A toutes ces questions, Ousmane Diallo répond par la négative. « Non ! Il n’y a jamais eu tout cela. Seulement, ma fille n’accepte pas de m’acheter de la cigarette. Une fois, je l’ai commissionnée pour ça, elle est allée passer un long moment derrière notre cour pour ensuite revenir me dire qu’elle n’a pas eu de la cigarette. Ce jour-là, c’est son amie (OHS) qui est allée m’acheter les cigarettes », a expliqué l’accusé.

De son côté, la partie civile, représentée par Hadja Oumou Sow (la grand-mère de OHS) est largement revenue sur les circonstances qui ont favorisé l’éclatement de cette affaire au grand jour.

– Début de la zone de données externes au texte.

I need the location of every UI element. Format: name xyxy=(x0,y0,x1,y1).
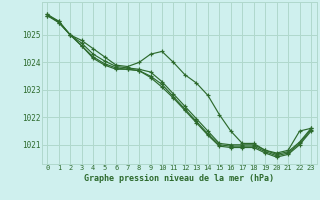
X-axis label: Graphe pression niveau de la mer (hPa): Graphe pression niveau de la mer (hPa) xyxy=(84,174,274,183)
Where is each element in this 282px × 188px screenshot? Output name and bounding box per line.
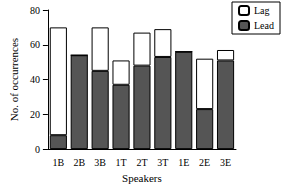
svg-text:3E: 3E	[220, 157, 231, 168]
svg-text:20: 20	[30, 109, 40, 120]
svg-text:1E: 1E	[178, 157, 189, 168]
svg-text:1T: 1T	[115, 157, 126, 168]
svg-text:Speakers: Speakers	[122, 172, 162, 184]
svg-text:3T: 3T	[157, 157, 168, 168]
svg-text:2B: 2B	[73, 157, 85, 168]
svg-text:Lead: Lead	[254, 20, 274, 31]
svg-text:0: 0	[35, 144, 40, 155]
svg-text:Lag: Lag	[254, 5, 270, 16]
svg-text:3B: 3B	[94, 157, 106, 168]
svg-text:2T: 2T	[136, 157, 147, 168]
svg-text:No. of occurrences: No. of occurrences	[8, 38, 20, 121]
svg-text:40: 40	[30, 74, 40, 85]
svg-text:80: 80	[30, 5, 40, 16]
svg-text:1B: 1B	[53, 157, 65, 168]
svg-text:60: 60	[30, 39, 40, 50]
svg-text:2E: 2E	[199, 157, 210, 168]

« J’étais allée au baobab (à Petel) pour chercher un fourneau. A mon retour, j’ai trouvé des enfants massés derrière notre cour. Ma fille m’a dit que OHS (ma petite fille) et sa copine DD (la fille de mon locataire Ousmane Diallo) se sont bagarrées. J’ai demandé pourquoi, mon garçon qui était à côté a répondu qu’ils ne peuvent pas expliquer cela ; mais, que je peux demander à DD. J’ai alors interrogé cette dernière. Elle n’a rien voulu me dire. Elle nous a laissé là-bas pour aller chez elle. Quand j’ai interrogé ma petite fille, celle-ci a dit que c’est à cause de ce que Baben (Ousmane Diallo) fait avec elle et sa copine. Elle a tout expliqué. Quand elle a fini, j’ai appelé DD et une de mes voisines. Nous avons demandé à DD, elle a confirmé tout ce ma petite fille nous avait dit. Les deux fillettes ont dit qu’elles ne nous en avaient pas parler parce que Baben avait menacé de les frapper à mort si elles disaient un seul mot à quelqu’un. C’était un vendredi. Quand la mère de DD est venue, nous sommes allées (ma voisine et moi) avec les fillettes. Ces dernières se sont encore expliquées devant la femme de Ousmane. Elles nous ont dit qu’elles ont couché trois (3) fois avec Baben (Ousmane Diallo). A l’arrivée de ce dernier, nous avons tenu une assise en famille. Mais, Baben n’a rien voulu reconnaître. C’est ce qui nous a conduits ici (à la justice) », a indiqué Hadja Oumou Diallo.

Citant toujours les propos des victimes, Hadja Oumou Diallo a confié : « un jour, Ousmane a couché avec ma petite fille. Celle-ci criait ; mais, Ousmane détenait un fouet. Entre temps, quelqu’un est venu frapper à la porte de la cour. Il voulait puiser de l’eau. Dès que Ousmane est allé pour ouvrir la porte, la fillette s’est enfuie pour aller se réfugier dans notre maison. Elle avait très mal, elle pleurait et son slip était imbibé de sang », a-t-elle ajouté.

Le tribunal a renvoyé l’affaire au 30 mai prochain pour la comparution des victimes (OHS et DD) et de leurs parents.